In cancer immunotherapy, STING activation has been leveraged to enhance innate immune responses and overcome immune evasion across multiple solid tumors. A cyclic dinucleotide-loaded peptide hydrogel-liposome composite system enabled prolonged intratumoral STING agonist availability in oral squamous cell carcinoma, achieving survival equivalent to six repeated injections with a single dose [41702512]. An X-ray-responsive nanoplatform demonstrated that radiotherapy-triggered Mn2+ release amplifies cGAS-STING signaling to enhance interferon-β secretion and dendritic cell maturation, synergistically improving radiosensitivity and systemic immune activation [42023514]. A metal-organic framework nanodrug combining CD47 blockade with STING agonist diABZI delivery showed superior melanoma control and survival prolongation through integrated "don't eat me" signal suppression and STING-mediated innate activation [41723989]. pH-responsive co-delivery of STING agonists and Indoleamine 2,3-dioxygenase 1 inhibitors demonstrated that combined STING activation and IDO1 blockade within type I conventional dendritic cells synergistically enhances antigen cross-presentation and cytotoxic T lymphocyte priming, with host STING expression proving essential for therapeutic efficacy [41702511].

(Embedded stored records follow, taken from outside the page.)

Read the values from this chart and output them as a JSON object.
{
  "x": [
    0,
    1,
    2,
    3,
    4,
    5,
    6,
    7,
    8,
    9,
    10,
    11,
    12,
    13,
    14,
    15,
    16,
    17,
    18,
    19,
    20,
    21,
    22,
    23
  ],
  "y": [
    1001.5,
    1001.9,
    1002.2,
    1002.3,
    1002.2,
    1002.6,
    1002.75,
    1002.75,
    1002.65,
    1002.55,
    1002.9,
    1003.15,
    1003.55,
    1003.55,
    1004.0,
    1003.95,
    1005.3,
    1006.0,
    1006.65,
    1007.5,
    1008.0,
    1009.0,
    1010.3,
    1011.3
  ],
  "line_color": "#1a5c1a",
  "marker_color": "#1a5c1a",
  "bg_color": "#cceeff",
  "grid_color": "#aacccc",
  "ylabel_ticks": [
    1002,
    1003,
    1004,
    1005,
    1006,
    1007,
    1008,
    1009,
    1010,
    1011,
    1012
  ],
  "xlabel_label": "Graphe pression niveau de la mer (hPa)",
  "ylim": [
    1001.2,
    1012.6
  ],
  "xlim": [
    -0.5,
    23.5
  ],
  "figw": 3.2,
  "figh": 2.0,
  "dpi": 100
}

STING's regulatory landscape and emerging agonist development have also advanced substantially. In renal cell carcinoma, STING promoter hypomethylation correlated with elevated STING mRNA expression, advanced clinicopathological features, poor overall survival, and increased CD4 and CD8 T-cell infiltration, positioning STING promoter methylation as a potential biomarker for predicting immunotherapy responses [41942521]. Benzimidazole-derived non-cyclic dinucleotide STING agonists have emerged as promising alternatives to classical cyclic dinucleotide agonists, offering improved cell permeability, pharmacokinetics, and oral bioavailability with enhanced capacity to trigger interferon production and immune responses [41785706]. A biodegradable Mn(III)-based sonozyme system harnessed STING activation alongside sonodynamic therapy and nanozyme-mediated reactive oxygen species generation and hypoxia alleviation, achieving enhanced efficacy against local and metastatic tumors [41512497]. As a transmembrane protein within the broader tumor immune microenvironment, STING exemplifies dual functional potential in promoting antitumor immunity through immune activation while remaining subject to context-dependent regulatory mechanisms [41864016].